Americans who have suffered harm during the current financial crisis should be counting their lucky stars. At least U.S. officials haven’t taken them into custody as enemy combatants and tortured them, as U.S. officials have done to two American citizens, Yaser Hamdi and Jose Padilla. They, along with a foreigner named Ali al Marri, were held in isolation for years in a Pentagon military dungeon in South Carolina, where they were mentally tortured by U.S. military officials.
While Pentagon officials have long maintained that the two Americans were treated humanely in military custody, it turns out that that just one more big lie on top of all the others that have emanated from the Pentagon for the last several years (e.g., Jessica Lynch, Abu Ghraib, Pat Tillman, etc.).
According to the Associated Press previously secret documents now reveal that U.S. military officials knowingly, intentionally, and deliberately employed many of the interrogation techniques at Guantanamo on Hamdi and Padilla. These included sleep and sensory deprivation, prolonged isolation, and threats of death. According to the documents, the U.S. military was ordered to treat the Americans the same way that Gitmo prisoners were being treated.
The documents have come to light as a result of a Freedom of Information request filed by two attorneys for Padilla.
Let’s not forget the famous photo of Padilla wearing military-installed goggles, obviously to ensure that the psychological torture would not be disturbed on his way to receive dental treatment.
As Alfred McCoy, a history professor at the University of Wisconsin-Madison, has pointed out, U.S. officials love to use sensory deprivation and isolation as a torture technique because such techniques are able to cause mental damage to the victim without leaving any physical torture marks. In that way, the torturers can say, “What? Us? We didn’t do anything. We never laid a hand on him. He’s just a crazy person. Aren’t all terrorists crazy? We’ve treated him fine.”
For a good account of how U.S. officials employ this form of mental torture, see “The CIA’s Favorite Form of Torture” by Mark Benjamin, which appeared in the June 7, 2007, issue of Salon.
One unidentified naval brig officer warned about the mental damage that was being inflicted on Hamdi: “I will continue to do what I can to help this individual maintain his sanity, but in my opinion we’re working with borrowed time.”

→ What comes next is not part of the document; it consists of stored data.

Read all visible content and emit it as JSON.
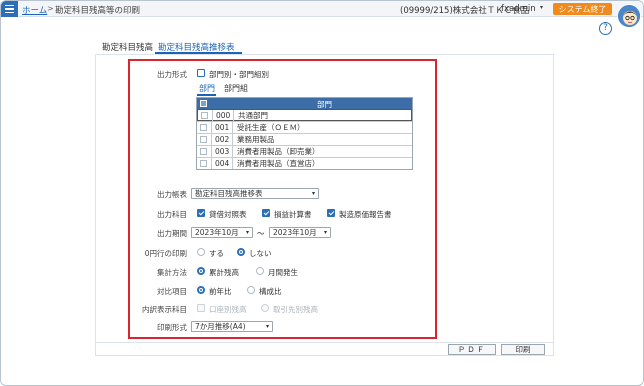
{
  "header": {
    "home_label": "ホーム",
    "separator": ">",
    "page_title": "勘定科目残高等の印刷",
    "company": "(09999/215)株式会社ＴＫＣ食品",
    "user": "fxadmin",
    "user_caret": "▾",
    "exit_label": "システム終了",
    "help_glyph": "?"
  },
  "tabs": [
    {
      "label": "勘定科目残高",
      "active": false
    },
    {
      "label": "勘定科目残高推移表",
      "active": true
    }
  ],
  "form": {
    "output_format": {
      "label": "出力形式",
      "checkbox_label": "部門別・部門組別",
      "checked": false,
      "subtabs": [
        {
          "label": "部門",
          "active": true
        },
        {
          "label": "部門組",
          "active": false
        }
      ],
      "table_header": "部門",
      "departments": [
        {
          "code": "000",
          "name": "共通部門"
        },
        {
          "code": "001",
          "name": "受託生産（ＯＥＭ）"
        },
        {
          "code": "002",
          "name": "業務用製品"
        },
        {
          "code": "003",
          "name": "消費者用製品（卸売業）"
        },
        {
          "code": "004",
          "name": "消費者用製品（直営店）"
        }
      ]
    },
    "report": {
      "label": "出力帳表",
      "value": "勘定科目残高推移表"
    },
    "subjects": {
      "label": "出力科目",
      "options": [
        {
          "label": "貸借対照表",
          "checked": true
        },
        {
          "label": "損益計算書",
          "checked": true
        },
        {
          "label": "製造原価報告書",
          "checked": true
        }
      ]
    },
    "period": {
      "label": "出力期間",
      "from": "2023年10月",
      "separator": "～",
      "to": "2023年10月"
    },
    "zero_rows": {
      "label": "0円行の印刷",
      "options": [
        {
          "label": "する",
          "selected": false
        },
        {
          "label": "しない",
          "selected": true
        }
      ]
    },
    "aggregation": {
      "label": "集計方法",
      "options": [
        {
          "label": "累計残高",
          "selected": true
        },
        {
          "label": "月間発生",
          "selected": false
        }
      ]
    },
    "comparison": {
      "label": "対比項目",
      "options": [
        {
          "label": "前年比",
          "selected": true
        },
        {
          "label": "構成比",
          "selected": false
        }
      ]
    },
    "breakdown": {
      "label": "内訳表示科目",
      "options": [
        {
          "label": "口座別残高",
          "enabled": false
        },
        {
          "label": "取引先別残高",
          "enabled": false
        }
      ]
    },
    "print_format": {
      "label": "印刷形式",
      "value": "7か月推移(A4)"
    }
  },
  "footer": {
    "pdf_label": "ＰＤＦ",
    "print_label": "印刷"
  },
  "colors": {
    "accent": "#2c6fb8",
    "exit_button": "#f08a1c",
    "highlight_border": "#d9262c",
    "table_header": "#3d6da6"
  }
}
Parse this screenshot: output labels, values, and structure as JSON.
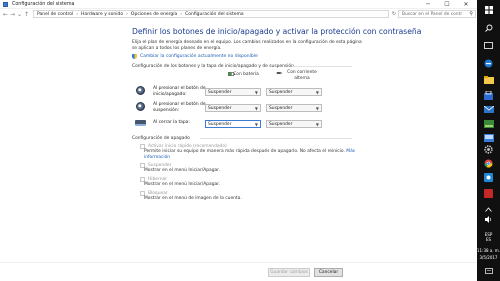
{
  "window": {
    "title": "Configuración del sistema",
    "controls": {
      "minimize": "─",
      "maximize": "☐",
      "close": "✕"
    }
  },
  "address": {
    "back": "←",
    "forward": "→",
    "recent": "⌄",
    "up": "↑",
    "crumbs": [
      "Panel de control",
      "Hardware y sonido",
      "Opciones de energía",
      "Configuración del sistema"
    ],
    "separator": "›",
    "refresh": "↻",
    "search_placeholder": "Buscar en el Panel de contr",
    "search_icon": "⚲"
  },
  "main": {
    "heading": "Definir los botones de inicio/apagado y activar la protección con contraseña",
    "intro": "Elija el plan de energía deseado en el equipo. Los cambios realizados en la configuración de esta página se aplican a todos los planes de energía.",
    "change_link": "Cambiar la configuración actualmente no disponible",
    "buttons_section": "Configuración de los botones y la tapa de inicio/apagado y de suspensión",
    "col_battery": "Con batería",
    "col_ac_line1": "Con corriente",
    "col_ac_line2": "alterna",
    "rows": [
      {
        "label_line1": "Al presionar el botón de",
        "label_line2": "inicio/apagado:",
        "battery": "Suspender",
        "ac": "Suspender"
      },
      {
        "label_line1": "Al presionar el botón de",
        "label_line2": "suspensión:",
        "battery": "Suspender",
        "ac": "Suspender"
      },
      {
        "label_line1": "Al cerrar la tapa:",
        "label_line2": "",
        "battery": "Suspender",
        "ac": "Suspender"
      }
    ],
    "shutdown_section": "Configuración de apagado",
    "options": [
      {
        "label": "Activar inicio rápido (recomendado)",
        "desc_line1": "Permite iniciar su equipo de manera más rápida después de apagarlo. No afecta el reinicio.",
        "link1": "Más",
        "link2": "información"
      },
      {
        "label": "Suspender",
        "desc_line1": "Mostrar en el menú Iniciar/Apagar."
      },
      {
        "label": "Hibernar",
        "desc_line1": "Mostrar en el menú Iniciar/Apagar."
      },
      {
        "label": "Bloquear",
        "desc_line1": "Mostrar en el menú de imagen de la cuenta."
      }
    ]
  },
  "footer": {
    "save": "Guardar cambios",
    "cancel": "Cancelar"
  },
  "taskbar": {
    "lang": "ESP",
    "lang2": "ES",
    "time": "11:38 a. m.",
    "date": "3/5/2017"
  }
}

What that brig officer might not have realized — or maybe he did and was trying to cover his back — was that mental damage was exactly what the Pentagon’s treatment of Hamdi and Padilla was intended to produce.
Now, I know what the fear-crowd will say: “But they’re terrorists! They’re coming to take us away! What’s wrong with treating them like we treat the terrorists at Gitmo?”
Well, for one because they hadn’t been convicted of terrorism when they were tortured. Second, even if they had been convicted, cruel and unusual punishments are legally prohibited, thanks to the Framers and the Constitution. Third, terrorism is a federal crime and, therefore, these people should never have been turned over to military officials in the first place. Forth, the U.S. government shouldn’t have been torturing foreigners at Gitmo either.
What’s important to note in all this, however, is that owing to the U.S. government’s “war on terrorism,” military officials now wield the power to do to every American what they have done to Hamdi and Padilla and the prisoners at Gitmo — arrest them, throw them into a military dungeon, and intentionally cause them mental damage with psychological torture.
But hey, what American wants to think about that? After all, the federal government is our financial savior, right? It’s now saving us from financial catastrophe, right? Surely our federal savior would never arbitrarily arrest, confine, and torture even more Americans, especially in the midst of another big terrorist crisis, right? And surely our federal savior would never cause the very crises that enable it to do bad things to us and good things for us, right?